Ich glaube, die Wege, die bisher gegangen wurden, sind vielleicht nicht mehr angezeigt. Es sollte darum gehen zu gucken, welche neuen Formate finden wir, welche Art der Ansprache finden wir. Und es braucht endlich ein Kümmern um die Fragen und die Aufgaben, die es gibt.
Welche zum Beispiel?
Die soziale Frage ist in Görlitz – und in Ostdeutschland insgesamt – sehr stark, auch im Landkreis, und die ist in der Landes- und Stadtpolitik stark vernachlässig worden.
Woran liegt das?
Die sächsische CDU war noch nie gut darin, Sozialpolitik zu machen, und das rächt sich irgendwann. Wenn wir uns um die soziale Frage nicht kümmern oder um das Thema Jugend und Bildung, dann werden wir nicht weiterkommen.
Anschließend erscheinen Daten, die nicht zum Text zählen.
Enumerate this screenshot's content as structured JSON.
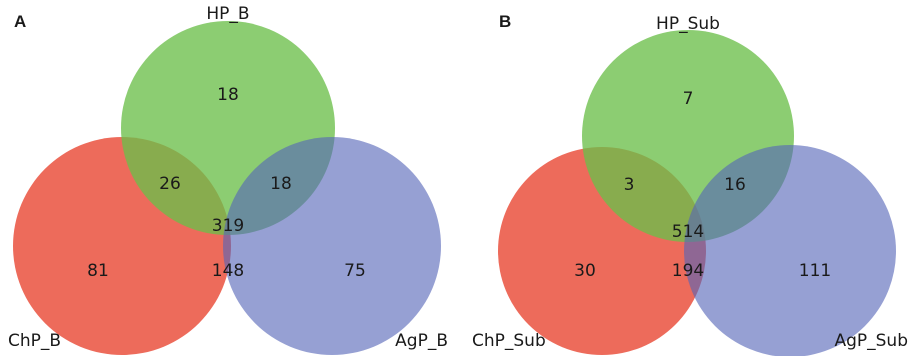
{
  "colors": {
    "green": "#6cbf4a",
    "red": "#e94a37",
    "blue": "#5566b8"
  },
  "panels": [
    {
      "letter": "A",
      "sets": {
        "top": "HP_B",
        "left": "ChP_B",
        "right": "AgP_B"
      },
      "counts": {
        "top_only": "18",
        "left_only": "81",
        "right_only": "75",
        "top_left": "26",
        "top_right": "18",
        "left_right": "148",
        "all": "319"
      }
    },
    {
      "letter": "B",
      "sets": {
        "top": "HP_Sub",
        "left": "ChP_Sub",
        "right": "AgP_Sub"
      },
      "counts": {
        "top_only": "7",
        "left_only": "30",
        "right_only": "111",
        "top_left": "3",
        "top_right": "16",
        "left_right": "194",
        "all": "514"
      }
    }
  ]
}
Franziska Schubert, geb. 1982 in Löbau, Studium der Internationalen Beziehungen in Osnabrück und Budapest, Mitglied von Bündnis 90/ die Grünen, seit 2014 im Sächsischen Landtag. Die grüne Politikerin, unterstützt von zwei Bürgerbündnissen, hat im ersten Wahlgang mit 27,9 Prozent der Stimmen das drittbeste Ergebnis bei den OB-Wahl in Görlitz geholt. Im zweiten Wahlgang ist sie nicht mehr angetreten.
Octavian Ursu hat nur siegen könne, weil Sie mit Ihrem Verzicht nach dem ersten Wahlgang den Weg frei gemacht haben. Nun hat die CDU-Parteivorsitzende Annegret Kramp-Karrenbauer in einem Tweet den Erfolg für die Christdemokraten als „bürgerliche Kraft“ reklamiert. Wie empfinden Sie das?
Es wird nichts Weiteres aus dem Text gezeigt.